Just an observation.  Let’s name the principles of liberty that have been denied to the American Population in the name of safety from a virus.
Freedom of Assembly.  Group meetings have been cancelled, and disallowed.
Freedom of Movement.  People in some States are being cited for leaving their houses for “non-essential” reasons.
Freedom of Religion.  Technically, in States where meeting in groups is not being allowed, going to church is against the law.
Freedom of Speech.  Anyone with an opinion other than one that agrees with the official narrative is shouted down, censored, or silenced.
Freedom of the Press.  The firing of Trish Regan for her opinions regarding the coronavirus is a great example.  The cancellation of Facebook, Twitter, YouTube, and other social media accounts for not carrying water for the official narrative are also great examples.

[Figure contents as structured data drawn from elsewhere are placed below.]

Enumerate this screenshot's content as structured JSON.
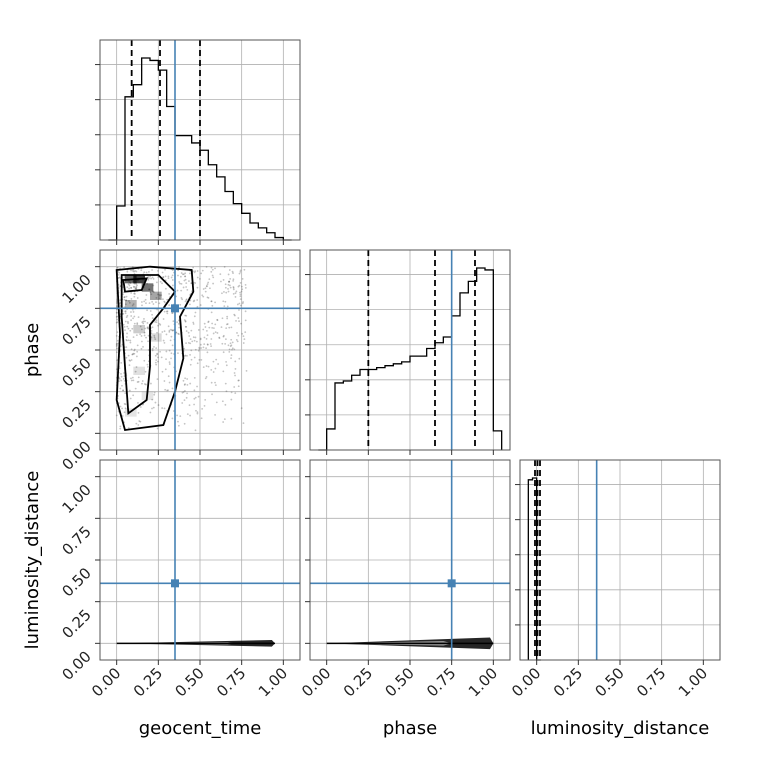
{
  "chart_data": {
    "type": "corner",
    "parameters": [
      "geocent_time",
      "phase",
      "luminosity_distance"
    ],
    "axis_limits": {
      "geocent_time": [
        -0.1,
        1.1
      ],
      "phase": [
        -0.1,
        1.1
      ],
      "luminosity_distance": [
        -0.1,
        1.1
      ]
    },
    "tick_labels": [
      "0.00",
      "0.25",
      "0.50",
      "0.75",
      "1.00"
    ],
    "truths": {
      "geocent_time": 0.35,
      "phase": 0.75,
      "luminosity_distance": 0.36
    },
    "truth_color": "#4682b4",
    "quantiles": {
      "geocent_time": [
        0.09,
        0.26,
        0.5
      ],
      "phase": [
        0.25,
        0.65,
        0.89
      ],
      "luminosity_distance": [
        -0.01,
        0.005,
        0.02
      ]
    },
    "grid": true,
    "histograms": {
      "geocent_time": {
        "edges": [
          -0.05,
          0.0,
          0.05,
          0.1,
          0.15,
          0.2,
          0.25,
          0.3,
          0.35,
          0.4,
          0.45,
          0.5,
          0.55,
          0.6,
          0.65,
          0.7,
          0.75,
          0.8,
          0.85,
          0.9,
          0.95,
          1.0,
          1.05
        ],
        "counts": [
          0,
          0.14,
          0.59,
          0.64,
          0.75,
          0.74,
          0.7,
          0.55,
          0.43,
          0.43,
          0.4,
          0.37,
          0.31,
          0.26,
          0.2,
          0.15,
          0.11,
          0.07,
          0.05,
          0.03,
          0.01,
          0.0
        ]
      },
      "phase": {
        "edges": [
          -0.05,
          0.0,
          0.05,
          0.1,
          0.15,
          0.2,
          0.25,
          0.3,
          0.35,
          0.4,
          0.45,
          0.5,
          0.55,
          0.6,
          0.65,
          0.7,
          0.75,
          0.8,
          0.85,
          0.9,
          0.95,
          1.0,
          1.05
        ],
        "counts": [
          0,
          0.11,
          0.35,
          0.36,
          0.39,
          0.42,
          0.42,
          0.43,
          0.44,
          0.45,
          0.46,
          0.49,
          0.49,
          0.53,
          0.56,
          0.59,
          0.7,
          0.82,
          0.88,
          0.95,
          0.94,
          0.1
        ]
      },
      "luminosity_distance": {
        "edges": [
          -0.05,
          -0.025,
          0.0,
          0.025
        ],
        "counts": [
          0.99,
          1.0,
          0.0
        ]
      }
    },
    "samples_2d": {
      "geocent_time_vs_phase": {
        "x_range": [
          0.0,
          0.72
        ],
        "y_range": [
          0.0,
          1.0
        ]
      },
      "geocent_time_vs_luminosity_distance": {
        "x_range": [
          0.0,
          0.95
        ],
        "y_range": [
          -0.02,
          0.02
        ]
      },
      "phase_vs_luminosity_distance": {
        "x_range": [
          0.0,
          1.0
        ],
        "y_range": [
          -0.03,
          0.03
        ]
      }
    }
  }
}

Right to Petition the Government for a Redress of Grievances.  Protests calling for reopening cities and States are being shut down, and in a case in San Diego the organizer is facing jail time.
Right to Keep and Bear Arms.  Some States are disallowing gun stores to remain open during the coronavirus hysteria.
Due Process.  Access to our rights are being stripped from us despite the Fourteenth Amendment’s requirement that that can only be done if one is found guilty in a court of law.  Last time I checked, viruses are not Due Process, they are not a judge, and they are not a jury.
Right to be secure in our persons, houses, papers and effects.  Some stories have emerged where health professionals are sharing patients’ personal information with government agencies or personnel.
There are no allowances in both the federal constitution or any of the State constitutions allowing government to quarantine the healthy.
Separation of Powers.  A number of State legislatures have given legislative powers to their governors so that their executive orders are legally binding.  However, if you read those State Constitutions, the word “vested” is used in the documents granting of legislative powers.  That means that the legislature may not give away their legislative powers, even to the governor in a time of crisis.  “Vested” means that those powers are irrevocable.